Sunday, 10 February 2008

Targets kill, beware

This excellent Guardian piece succinctly dismantles the government's pathetically stupid target based culture that has been enforced across the whole of the public sector:

"What happens when bad measures drive out good is strikingly described in an article in the current Economic Journal. Investigating the effects of competition in the NHS, Carol Propper and her colleagues made an extraordinary discovery. Under competition, hospitals improved their patient waiting times. At the same time, the death-rate following emergency heart-attack admissions substantially increased. Why? As targets, waiting times were and are measured (and what gets measured gets managed, right?). Emergency heart-attack deaths were not tracked and therefore not managed. Even though no one would argue that the trade-off - shorter waiting times but more deaths - was anything but a travesty of NHS purpose, that's what the choice of measure produced.
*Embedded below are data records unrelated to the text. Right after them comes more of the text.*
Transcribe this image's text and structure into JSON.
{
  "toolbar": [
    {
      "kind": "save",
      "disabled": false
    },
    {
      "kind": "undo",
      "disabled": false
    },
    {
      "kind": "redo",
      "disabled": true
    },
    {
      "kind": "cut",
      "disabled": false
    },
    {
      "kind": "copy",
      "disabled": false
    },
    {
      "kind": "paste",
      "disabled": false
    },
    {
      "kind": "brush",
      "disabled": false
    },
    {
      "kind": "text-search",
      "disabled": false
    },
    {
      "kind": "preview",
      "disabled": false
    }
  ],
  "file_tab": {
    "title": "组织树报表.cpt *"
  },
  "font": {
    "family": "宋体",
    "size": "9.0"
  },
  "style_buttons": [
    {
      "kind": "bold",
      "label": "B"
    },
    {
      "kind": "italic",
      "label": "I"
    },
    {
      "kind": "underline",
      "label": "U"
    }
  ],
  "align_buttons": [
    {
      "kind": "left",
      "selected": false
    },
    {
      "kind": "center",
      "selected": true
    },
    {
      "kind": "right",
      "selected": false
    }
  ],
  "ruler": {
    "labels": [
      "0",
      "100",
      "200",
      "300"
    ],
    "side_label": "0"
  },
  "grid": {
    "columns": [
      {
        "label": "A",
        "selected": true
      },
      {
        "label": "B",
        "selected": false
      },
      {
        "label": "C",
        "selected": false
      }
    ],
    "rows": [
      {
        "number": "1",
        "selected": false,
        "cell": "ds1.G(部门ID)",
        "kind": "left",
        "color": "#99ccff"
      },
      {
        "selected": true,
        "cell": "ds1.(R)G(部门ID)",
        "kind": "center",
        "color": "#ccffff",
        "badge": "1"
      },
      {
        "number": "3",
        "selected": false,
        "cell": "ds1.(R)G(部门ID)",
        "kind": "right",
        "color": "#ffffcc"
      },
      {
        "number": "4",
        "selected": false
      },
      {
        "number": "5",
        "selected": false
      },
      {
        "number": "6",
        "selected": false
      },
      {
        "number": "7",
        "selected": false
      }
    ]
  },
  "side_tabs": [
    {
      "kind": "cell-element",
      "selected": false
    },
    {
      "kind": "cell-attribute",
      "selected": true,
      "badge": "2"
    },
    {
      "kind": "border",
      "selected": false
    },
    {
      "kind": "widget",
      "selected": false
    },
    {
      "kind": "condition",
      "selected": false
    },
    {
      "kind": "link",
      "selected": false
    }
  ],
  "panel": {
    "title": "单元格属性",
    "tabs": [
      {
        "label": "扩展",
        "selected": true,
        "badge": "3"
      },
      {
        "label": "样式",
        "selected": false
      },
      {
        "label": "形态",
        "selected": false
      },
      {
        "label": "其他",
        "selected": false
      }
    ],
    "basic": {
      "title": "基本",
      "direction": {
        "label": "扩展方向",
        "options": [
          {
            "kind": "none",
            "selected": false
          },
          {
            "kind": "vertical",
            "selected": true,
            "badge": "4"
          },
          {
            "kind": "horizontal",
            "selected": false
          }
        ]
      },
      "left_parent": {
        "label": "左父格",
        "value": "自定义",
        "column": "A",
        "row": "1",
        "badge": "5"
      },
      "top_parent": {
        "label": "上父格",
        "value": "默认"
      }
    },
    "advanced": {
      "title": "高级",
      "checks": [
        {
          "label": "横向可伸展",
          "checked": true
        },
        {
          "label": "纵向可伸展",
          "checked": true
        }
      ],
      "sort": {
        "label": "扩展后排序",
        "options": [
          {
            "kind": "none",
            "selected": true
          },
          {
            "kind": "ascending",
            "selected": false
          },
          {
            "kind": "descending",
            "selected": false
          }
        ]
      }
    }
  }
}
As the paper observes: 'It seems unlikely that hospitals deliberately set out to decrease survival rates. What is more likely is that in response to competitive pressures on costs, hospitals cut services that affected [heart-attack] mortality rates, which were unobserved, in order to increase other activities which buyers could better observe.'

In other words, what gets measured, matters. Measures set up incentives that drive people's behaviour. And woe to the organisation when that behaviour is at odds with its purpose. Imagine the cost to NHS morale (one of Deming's unknown and unknowable figures) of the knowledge that managing to the measure resulted in more deaths - the grotesque opposite of its aims. Hospitals are the extreme example of a general case. As such, they allow us a definitive rephrasing of our least favourite management mantra. What gets measured gets managed - so be sure you have the right measures, because the wrong ones kill."

This thinking is based upon this article in the Economic Journal, whose abstract makes the situation rather clear:

"Our results indicate that hospitals in competitive markets reduced unmeasured and unobserved quality in order to improve measured and observed waiting times."

In other words targets are a complete waste of time, not only do they increase the bureaucratic burden but they result in the lowering of standards in anything that is not directly linked to a measured target. The government's answer to this has been to produce more and more targets, but you cannot measure everything, so anything without a target attached is still left to rot, while the system becomes more and more innefficient as the bean counters and bureaucracy proliferates exponentially. Targets need to be decimated.


Dr Xavier Ray said...

We have a wonderful example of this with facet joint injections. If they are done by orthopaedics there is a target for referal-to-treatment waiting time. If the patients need an x-ray there is a target for diagnostics but (and this is really clever) if they are referred to diagnostics for treatment (x-ray guided injections done by a radiologist - no target! Waiting time not even measured.

Anonymous said...

The real problem is that there's no free market in medicine in the UK. In a free market, if 'McHospital' was offering lousy service, people would go to 'Doctor Hut' for treatment instead; but with socialised medicine they have no such choice... they're forced to pay for the NHS, so unless they're rich they're stuck with using it no matter how bad it gets.

So without competition and consumer choice, governments impose 'targets' to try to ensure that taxpayers get something resembling decent treatment at a decent price (at least enough that they won't be pissed off enough to vote the government out). The problem is that the targets are set by bureaucrats and not Joe Public, so, as you say, management end up gaming the system to find any way they can to meet targets which bear little resemblance to what the taxpayers actually want them to do.

As Hayek and friends pointed out decades ago, central planners cannot manage a system better than a free market because they cannot, even in theory, collect and process the information required to do so; the current 'target culture' is a glaring demonstration of that... the more information they collect and the more targets they set, the worse government 'services' become.

Garth Marenghi said...

The 'free market' is no utopian vision.

The 'free market' sttle system in the US is more bureaucratic and inefficient that our system!

The best system must be well managed and sensibly regulated, and it must have a good balance between private and public sectors.

Targets set by joe public would be an even bigger disaster, as Joe Public is even less informed than the bureaucrats and targets do not work, even if they are 'sensible targets'.

There is no utopian system.

However we could build on what we do well, rather than engaging in rapid stupid ideological reform.